Ok pour les concepts. Vous avez 10 pratiques que vous proposez d’améliorer. Pouvez-vous en citer quelques-unes ?

D’abord, faire de l’écoute et de la participation directe des salariés à l’amélioration concrète de leurs situations de travail un incontournable à toute démarche santé au travail. On ne peut plus faire l’impasse ! J’ai même lancé une pétition pour l’inscrire dans la loi comme premier principe général de prévention. L’employeur doit protéger la santé « physique et mentale » des travailleurs. Une blessure physique se voit, une blessure psychique s’écoute : comment savoir si un salarié va bien si on ne l’écoute pas ? Comment améliorer sa situation de travail si on ne l’écoute pas ? Comment savoir s’il en est satisfait si on ne l’écoute pas ? Or, c’est ce qui se passe le plus souvent aujourd’hui. Il faut changer le travail par le débat sur son vécu, dans toutes ses dimensions. C’est un enjeu de management autant que de santé au travail, qui ne se fera pas sans vision commune, sans moyens et sans compétences. Mais c’est possible.

Il faut aussi revoir l'enseignement de la santé au travail en apportant à toutes les personnes qui rejoignent l’ entreprise, par la formation initiale ou continue, un socle commun de compétences qui les unisse.
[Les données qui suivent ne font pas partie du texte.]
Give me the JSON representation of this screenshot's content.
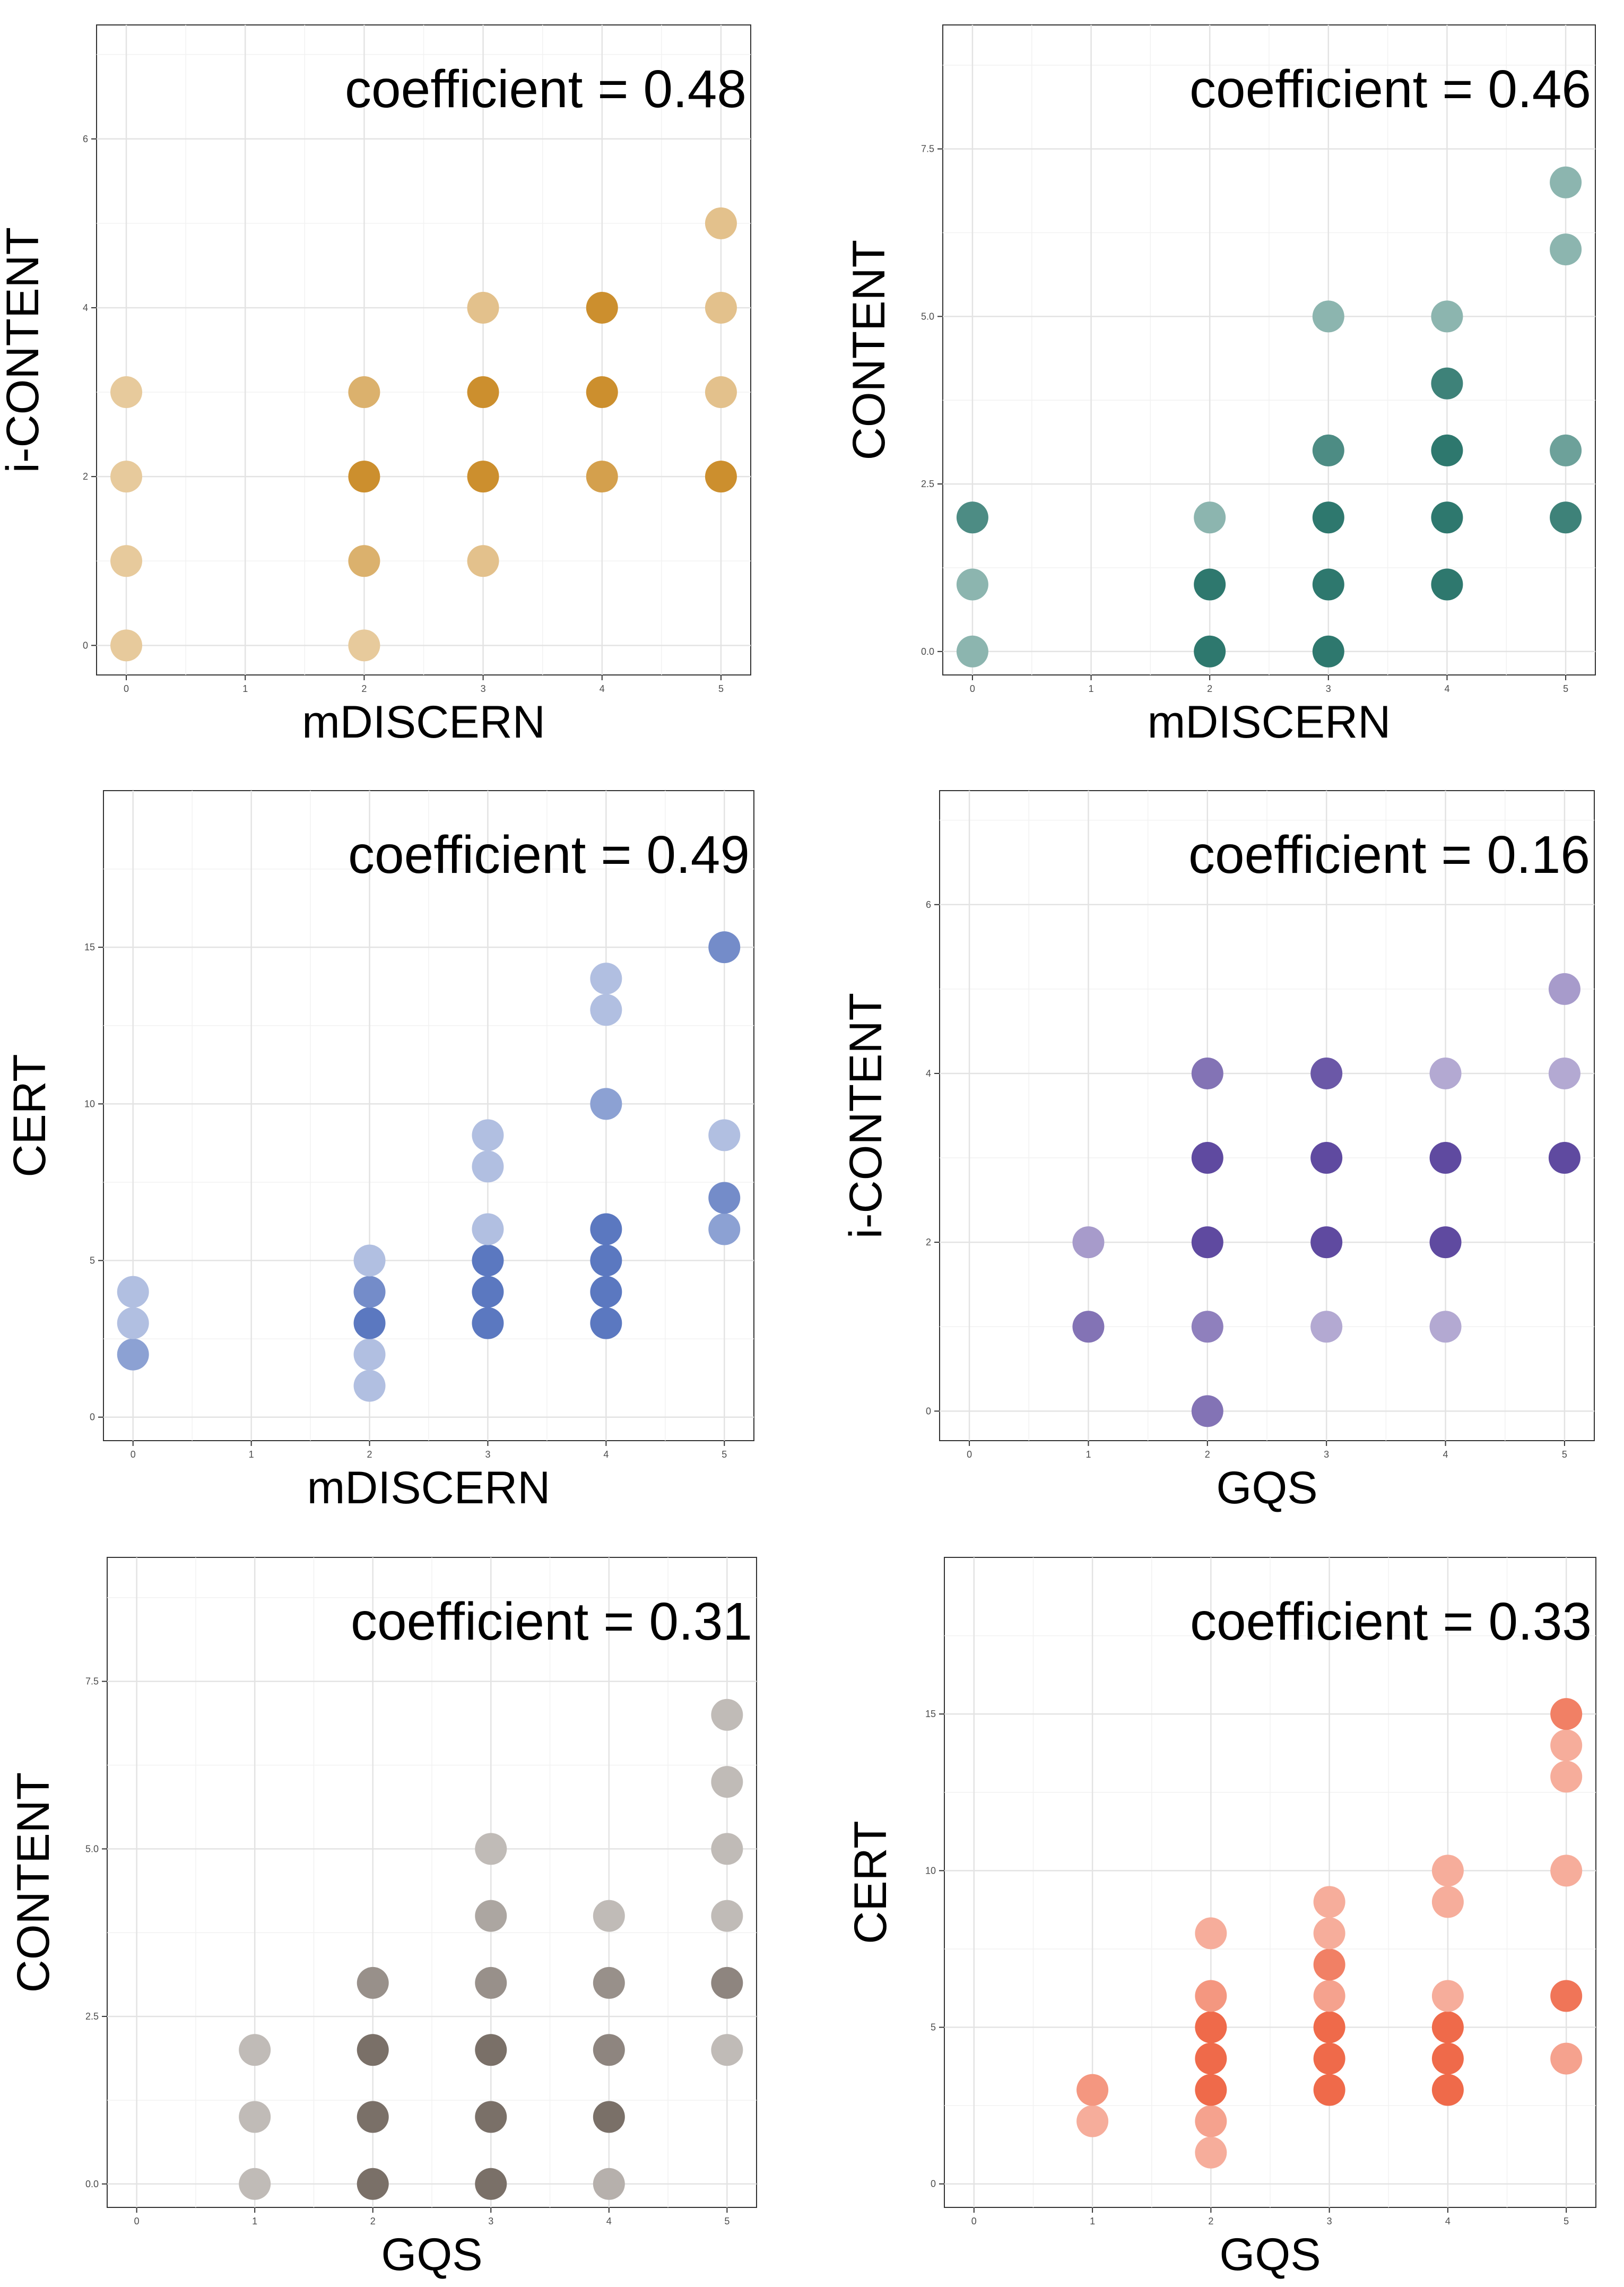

On ne peut plus laisser un manager, a fortiori dirigeant, prendre ses fonctions sans un socle minimum de compétences en santé au travail qui s’oriente non pas sur ce que ça va lui demander, mais sur tout ce que ça va lui apporter dans l’objectif de performance qui sera le sien. Et comment expliquer qu’on puisse sortir de ses études sans avoir été formé aux gestes de premier secours ?

Je citerais aussi : faire de l’évaluation et de la régulation de la charge de travail un incontournable du dialogue social en entreprise. Plus personne n’en parle !

Je pourrais aussi évoquer le passage des démarches « zéro accident » à des démarches « 100% QVT », la réintégration de la santé au travail dans les critères RSE, ou l’évaluation participative des risques professionnels mais… vous pourrez les découvrir à la lecture de ce livre.